I had just settled in for a steaming bowl of pho gà, the national breakfast of Vietnam, when my lovely wife Mary pointed behind me and said, “Hey look, the red carpet.”
We were one week and thousands of miles from American culture, so it took me a while to understand what she was saying. The red carpet? What is that, the mausoleum housing Ho Chi Minh’s pubes?
But I looked around and there, on a TV behind me, was the red carpet ceremony for the Academy Awards. It was a Monday morning in Hanoi and Sunday night in the states, and I realized we were watching the Oscars live at breakfast (which frankly is a much better time of day to watch it if you want to be able to stay awake until the end).
We were in Southeast Asia to visit Mary’s brother Bill, who is a university professor in Bangkok. After a week in Thailand, we caught a quick and cheap one-hour flight to Hanoi to visit Bill’s friends Thanh and Van, who teach at Vietnam National University.

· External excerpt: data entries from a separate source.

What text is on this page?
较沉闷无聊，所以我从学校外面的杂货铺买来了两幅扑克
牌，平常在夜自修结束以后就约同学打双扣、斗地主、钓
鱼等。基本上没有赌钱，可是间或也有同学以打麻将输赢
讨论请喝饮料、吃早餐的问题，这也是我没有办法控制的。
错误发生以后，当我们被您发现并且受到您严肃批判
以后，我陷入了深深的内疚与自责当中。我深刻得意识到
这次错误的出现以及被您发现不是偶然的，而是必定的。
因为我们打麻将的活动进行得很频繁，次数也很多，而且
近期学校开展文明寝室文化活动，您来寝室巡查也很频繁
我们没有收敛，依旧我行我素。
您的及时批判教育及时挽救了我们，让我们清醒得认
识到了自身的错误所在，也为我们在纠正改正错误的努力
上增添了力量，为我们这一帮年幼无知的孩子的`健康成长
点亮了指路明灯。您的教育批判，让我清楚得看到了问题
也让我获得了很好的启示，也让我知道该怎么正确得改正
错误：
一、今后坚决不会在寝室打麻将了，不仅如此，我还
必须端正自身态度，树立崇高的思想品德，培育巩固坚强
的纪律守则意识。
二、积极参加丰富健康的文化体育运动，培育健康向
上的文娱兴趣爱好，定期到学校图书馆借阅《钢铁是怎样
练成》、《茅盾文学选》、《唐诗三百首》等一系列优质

Most of our trip until then had been TV-free, and we had visited several Buddhist temples, ancient palaces and exotic markets. So it is an understatement to say that it was kind of surreal to slurp my pho and watch Seth MacFarlane sing about celebrity boobs.
Pho, if you’ve never tasted it, is one of the world’s greatest comfort foods: Mom’s chicken noodle soup, but spiced with star anise and basil and fish sauce and lime and kicked up to Asian heat levels. Most Americans eat it for lunch or dinner, but Vietnamese eat it for breakfast … and lunch and dinner. (Unlike a lot of Asian foods, you can find delicious, authentic pho in lots of restaurants in Louisville, including Vietnam Kitchen, Annie’s Café, Saigon Café, Café Mimosa and Heart & Soy.)
But there’s nothing like eating pho in Hanoi’s quaint and historic Old Quarter. Here tourists rub elbows with fashionable Hanoi hipsters at food stalls that line the surprisingly European-looking squares, while a seemingly infinite number of motorbikes whir past. French cafés, a legacy of the colonial era, sell bánh mì and espresso, while tourist traps peddle tchotchkes, silk and statuettes of the Buddha. The Quarter is also home to the gorgeous Hoan Kiem Lake, where lovers stroll and old women invite westerners to join them in their Tai Chi.
One day, while we sipped espressos and honed our Confucianism, we saw a man come into the street and burn what appeared to be fake money. Van later explained that he was taking part in a ritual of ancient folklore on the first day of the lunar month: making an offering of “ghost money” to his dead ancestors. Besides money, some believers burn images of other items they think their ancestors would like. The most popular current item to burn is a picture of an iPad. I briefly considered burning an iPad for my dad, but I was afraid he’d tweet me from the afterlife and tell me to get a haircut.
With all of its charm, Hanoi is no place to let Seth MacFarlane and William Shatner kill your Asia buzz. Besides, we had an appointment to visit Thanh and Van at their university, so we said goodbye to Oscar and headed across town. During a tour of the college, Thanh invited us to sit in on an American Studies class, and we unexpectedly found ourselves in the front of the room speaking to a large class of students. I don’t know why I was surprised: We were Americans, why not study us? The exchange was lighthearted and thought-provoking. The students wanted to show off their English, which was excellent, and hear our thoughts on America’s role in the world, racial and gender discrimination in America, and, of course, pop culture.
One student told me she used the TV show “How I Met Your Mother” to help polish her English but that she had trouble with the humor. A faculty member explained that American slang is hard for non-native speakers to follow and that Vietnamese love humor that’s based on wordplay (this in a country whose legal tender is called the dong) whereas Americans tend to prefer sarcasm. I told the students that sarcasm was my specialty and offered to come back sometime and teach a course in it. They seemed to love the idea, but they might have just been practicing their sarcasm.